We also have to temper expectations. We know that with targeted therapy, you can often get dramatic shrinkage of the tumors. I do tell patients shrinkage or staying the same size is success. On subsequent scans, you’re not going to see more shrinkage. You’re going to get that maximum shrinkage with that first scan. But as long as we don’t see growth, we consider the treatment to be working and we continue on the therapy.
Philippa Cheetham, MD: So, explaining to patients what scan findings mean so that they really understand that stable disease doesn’t necessarily mean that they’re not cured?
Leora Horn, MD, MSc: Absolutely.
Philippa Cheetham, MD: We’ve heard that radiation has a role not just for treating the primary tumor in its more advanced stage but for tumors that have gone beyond the chest. Can you talk a little bit about what you see for the future of those treatments for patients who have disease beyond the primary chest site?
Evan C. Osmundson, MD, PhD: One of the main indications for radiation in patients with metastatic disease is brain metastases, because we know that they can cause havoc very quickly. There’s not a lot of room to grow. Patients can become symptomatic and it can really impact their quality of life. So, if a patient presents with brain metastases, we are very eager to treat that sooner rather than later. Sometimes, in very good performing patients, that may even include neurosurgery. But oftentimes, it involves radiation therapy. And, with very few metastases to the brain, we’ll often do very focused stereotactic radiation.

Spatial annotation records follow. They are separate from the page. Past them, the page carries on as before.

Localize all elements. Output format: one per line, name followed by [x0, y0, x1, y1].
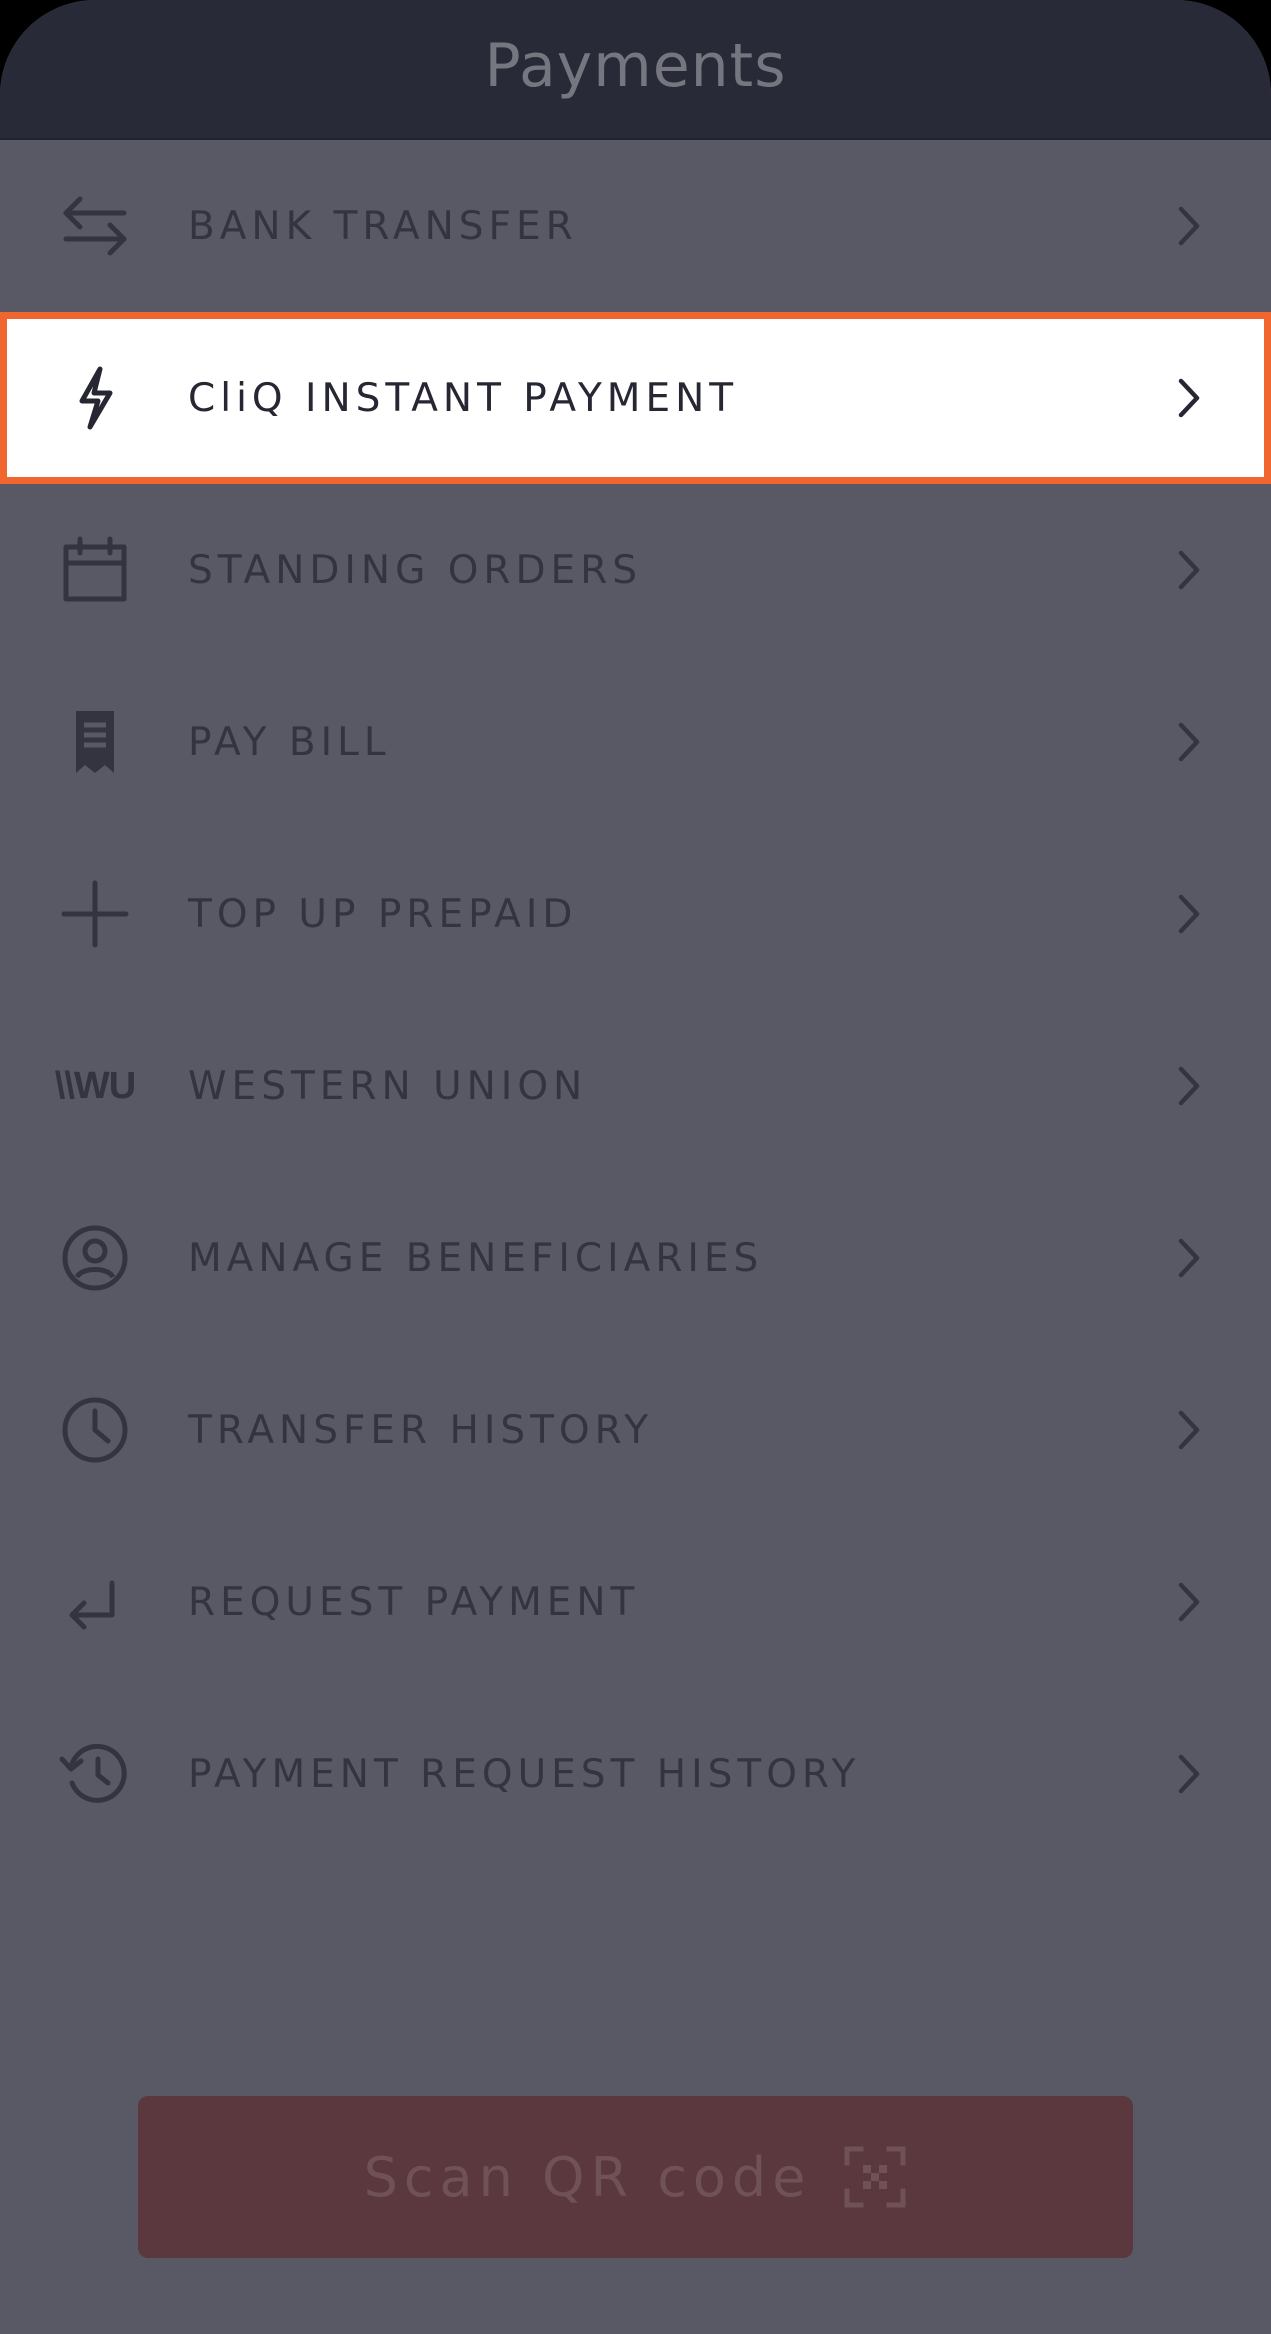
chevron-right-icon	[1169, 373, 1209, 423]
chevron-right-icon	[1169, 1577, 1209, 1627]
lightning-icon	[58, 361, 132, 435]
payments-screen: Payments BANK TRANSFER CliQ INSTANT PAYM…	[0, 0, 1271, 2334]
menu-item-label: MANAGE BENEFICIARIES	[188, 1235, 764, 1281]
clock-icon	[58, 1393, 132, 1467]
return-arrow-icon	[58, 1565, 132, 1639]
chevron-right-icon	[1169, 1749, 1209, 1799]
chevron-right-icon	[1169, 1405, 1209, 1455]
menu-item-label: WESTERN UNION	[188, 1063, 588, 1109]
menu-item-bank-transfer[interactable]: BANK TRANSFER	[0, 140, 1271, 312]
qr-scan-icon	[843, 2145, 907, 2209]
receipt-icon	[58, 705, 132, 779]
page-title: Payments	[484, 31, 787, 101]
transfer-arrows-icon	[58, 189, 132, 263]
menu-item-transfer-history[interactable]: TRANSFER HISTORY	[0, 1344, 1271, 1516]
header: Payments	[0, 0, 1271, 140]
chevron-right-icon	[1169, 1233, 1209, 1283]
menu-item-standing-orders[interactable]: STANDING ORDERS	[0, 484, 1271, 656]
menu-item-label: PAYMENT REQUEST HISTORY	[188, 1751, 861, 1797]
menu-item-top-up-prepaid[interactable]: TOP UP PREPAID	[0, 828, 1271, 1000]
history-icon	[58, 1737, 132, 1811]
menu-item-request-payment[interactable]: REQUEST PAYMENT	[0, 1516, 1271, 1688]
calendar-icon	[58, 533, 132, 607]
plus-icon	[58, 877, 132, 951]
chevron-right-icon	[1169, 889, 1209, 939]
menu-item-label: STANDING ORDERS	[188, 547, 643, 593]
user-circle-icon	[58, 1221, 132, 1295]
chevron-right-icon	[1169, 1061, 1209, 1111]
menu-item-label: BANK TRANSFER	[188, 203, 578, 249]
chevron-right-icon	[1169, 717, 1209, 767]
menu-item-label: TOP UP PREPAID	[188, 891, 578, 937]
menu-item-label: PAY BILL	[188, 719, 391, 765]
chevron-right-icon	[1169, 201, 1209, 251]
menu-item-label: TRANSFER HISTORY	[188, 1407, 654, 1453]
scan-qr-code-label: Scan QR code	[363, 2145, 812, 2209]
menu-item-cliq-instant-payment[interactable]: CliQ INSTANT PAYMENT	[0, 312, 1271, 484]
menu-item-payment-request-history[interactable]: PAYMENT REQUEST HISTORY	[0, 1688, 1271, 1860]
menu-item-western-union[interactable]: \\WU WESTERN UNION	[0, 1000, 1271, 1172]
menu-item-label: REQUEST PAYMENT	[188, 1579, 640, 1625]
scan-qr-code-button[interactable]: Scan QR code	[138, 2096, 1133, 2258]
menu-item-label: CliQ INSTANT PAYMENT	[188, 375, 739, 421]
payments-menu: BANK TRANSFER CliQ INSTANT PAYMENT STAND…	[0, 140, 1271, 1860]
menu-item-pay-bill[interactable]: PAY BILL	[0, 656, 1271, 828]
chevron-right-icon	[1169, 545, 1209, 595]
menu-item-manage-beneficiaries[interactable]: MANAGE BENEFICIARIES	[0, 1172, 1271, 1344]
western-union-logo-icon: \\WU	[54, 1064, 136, 1107]
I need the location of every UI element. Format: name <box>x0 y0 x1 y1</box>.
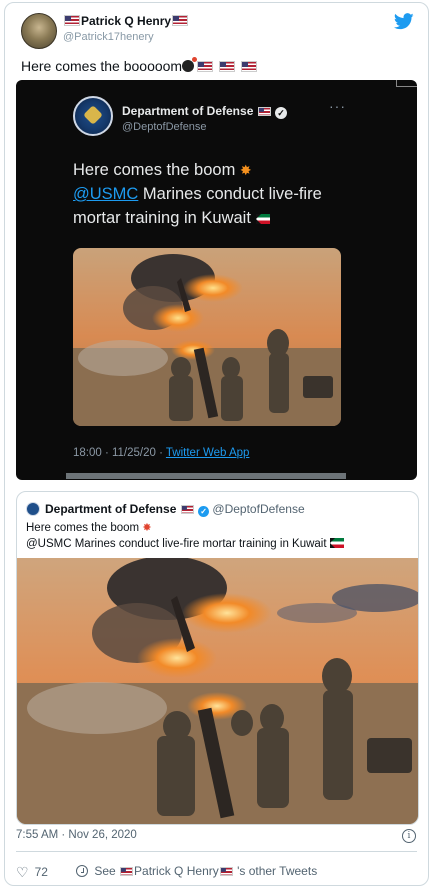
more-options-icon: ··· <box>329 98 346 114</box>
us-flag-icon <box>218 61 235 72</box>
us-flag-icon <box>172 15 189 26</box>
screenshot-bottom-bar <box>66 473 346 479</box>
us-flag-icon <box>64 15 80 26</box>
see-name: Patrick Q Henry <box>134 864 219 878</box>
dod-account-name-text: Department of Defense <box>122 104 254 118</box>
mortar-photo <box>73 248 341 426</box>
us-flag-icon <box>240 61 257 72</box>
dod-account-name: Department of Defense ✓ <box>122 104 288 119</box>
embedded-screenshot-image[interactable]: Department of Defense ✓ @DeptofDefense ·… <box>16 80 417 480</box>
see-other-tweets-link[interactable]: See Patrick Q Henry 's other Tweets <box>76 864 317 878</box>
dod-tweet-text: Here comes the boom ✸ @USMC Marines cond… <box>73 158 373 230</box>
dod-line-1: Here comes the boom <box>73 161 236 179</box>
divider <box>16 851 417 852</box>
quoted-tweet[interactable]: Department of Defense ✓ @DeptofDefense H… <box>16 491 419 825</box>
tweet-text-body: Here comes the booooom <box>21 58 183 74</box>
quoted-line-2: @USMC Marines conduct live-fire mortar t… <box>26 538 327 550</box>
author-name-text: Patrick Q Henry <box>81 14 172 28</box>
dod-timestamp: 18:00 · 11/25/20 · Twitter Web App <box>73 447 249 459</box>
twitter-bird-icon[interactable] <box>394 13 414 30</box>
tweet-text: Here comes the booooom <box>21 57 258 74</box>
verified-badge-icon: ✓ <box>198 506 210 517</box>
see-suffix: 's other Tweets <box>237 864 318 878</box>
author-handle[interactable]: @Patrick17henery <box>63 31 154 43</box>
see-prefix: See <box>94 864 116 878</box>
like-button[interactable]: ♡ 72 <box>16 864 48 881</box>
us-flag-icon <box>197 61 214 72</box>
us-flag-icon <box>257 107 271 116</box>
quoted-line-1: Here comes the boom <box>26 522 140 534</box>
dod-handle: @DeptofDefense <box>122 121 207 133</box>
author-name[interactable]: Patrick Q Henry <box>63 14 189 28</box>
us-flag-icon <box>180 505 194 514</box>
us-flag-icon <box>219 867 233 876</box>
corner-mark <box>396 80 417 87</box>
avatar[interactable] <box>21 13 57 49</box>
heart-icon: ♡ <box>16 864 29 880</box>
kuwait-flag-icon <box>329 538 344 548</box>
explosion-icon: ✸ <box>239 162 252 178</box>
verified-badge-icon: ✓ <box>275 107 288 119</box>
dod-seal-avatar <box>26 502 40 516</box>
quoted-account-name: Department of Defense ✓ @DeptofDefense <box>45 502 305 517</box>
usmc-mention: @USMC <box>73 185 139 203</box>
tweet-timestamp[interactable]: 7:55 AM · Nov 26, 2020 <box>16 829 137 841</box>
profile-icon <box>76 865 88 877</box>
kuwait-flag-icon <box>255 214 270 224</box>
dod-timestamp-text: 18:00 · 11/25/20 · <box>73 447 166 459</box>
like-count: 72 <box>34 865 48 879</box>
us-flag-icon <box>120 867 134 876</box>
mortar-photo[interactable] <box>17 558 418 824</box>
quoted-account-handle: @DeptofDefense <box>212 502 305 516</box>
explosion-icon: ✸ <box>142 522 152 534</box>
info-icon[interactable]: i <box>402 829 416 843</box>
dod-seal-avatar <box>73 96 113 136</box>
dod-app-link: Twitter Web App <box>165 447 250 459</box>
quoted-account-name-text: Department of Defense <box>45 502 177 516</box>
dod-line-2: Marines conduct live-fire <box>138 185 322 203</box>
dod-line-3: mortar training in Kuwait <box>73 209 251 227</box>
quoted-tweet-text: Here comes the boom ✸ @USMC Marines cond… <box>26 520 411 552</box>
bomb-icon <box>182 57 198 72</box>
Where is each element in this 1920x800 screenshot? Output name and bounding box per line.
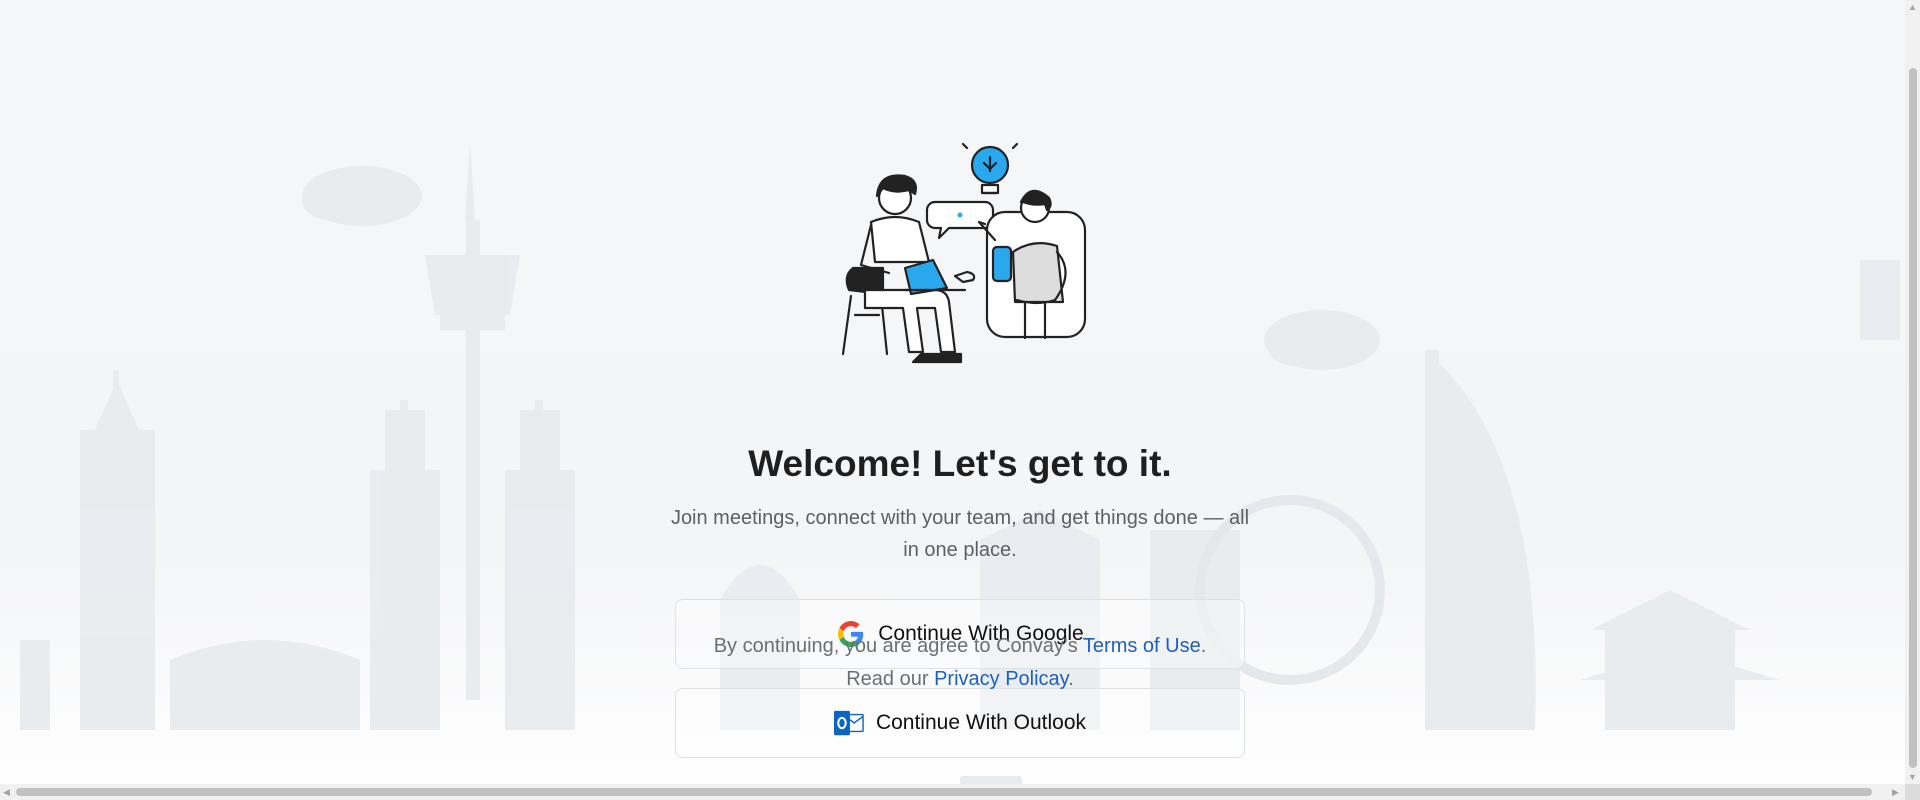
outlook-logo-icon xyxy=(833,708,864,738)
privacy-line: Read our Privacy Policay. xyxy=(0,663,1920,696)
continue-with-outlook-button[interactable]: Continue With Outlook xyxy=(675,688,1245,758)
scroll-left-icon[interactable]: ◀ xyxy=(3,787,10,798)
page-subtitle: Join meetings, connect with your team, a… xyxy=(670,507,1250,561)
scroll-right-icon[interactable]: ▶ xyxy=(1892,787,1899,798)
terms-period: . xyxy=(1200,635,1207,657)
horizontal-scroll-thumb[interactable] xyxy=(16,788,1872,796)
scrollbar-corner xyxy=(1905,784,1920,800)
outlook-button-label: Continue With Outlook xyxy=(875,711,1087,734)
terms-of-use-link[interactable]: Terms of Use xyxy=(1083,635,1201,657)
vertical-scrollbar[interactable]: ▲ ▼ xyxy=(1905,0,1920,800)
privacy-policy-link[interactable]: Privacy Policay xyxy=(934,668,1068,690)
terms-prefix: By continuing, you are agree to Convay's xyxy=(713,635,1083,657)
vertical-scroll-thumb[interactable] xyxy=(1909,68,1917,768)
terms-line: By continuing, you are agree to Convay's… xyxy=(0,630,1920,663)
privacy-period: . xyxy=(1068,668,1074,690)
legal-notice: By continuing, you are agree to Convay's… xyxy=(0,630,1920,696)
privacy-prefix: Read our xyxy=(846,668,935,690)
scroll-up-icon[interactable]: ▲ xyxy=(1908,2,1917,12)
scroll-down-icon[interactable]: ▼ xyxy=(1908,772,1917,782)
horizontal-scrollbar[interactable]: ◀ ▶ xyxy=(0,784,1905,800)
login-page: Welcome! Let's get to it. Join meetings,… xyxy=(0,0,1920,800)
team-collaboration-illustration xyxy=(841,142,1087,364)
bottom-handle xyxy=(960,776,1022,784)
page-title: Welcome! Let's get to it. xyxy=(748,443,1172,484)
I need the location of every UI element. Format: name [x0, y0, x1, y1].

Radiation may be used in patients with advanced or metastatic disease as palliative therapy for relieving pain. As patients start to live longer and longer, the addition of radiation therapy in oligometastatic patients, that’s patients with few metastases, can improve their progression-free survival. We can perhaps give them that chemotherapy holiday that they may need to give them a break from toxicity. So, as our systemic agents improve, I do believe that the importance of local control and radiation therapy will grow.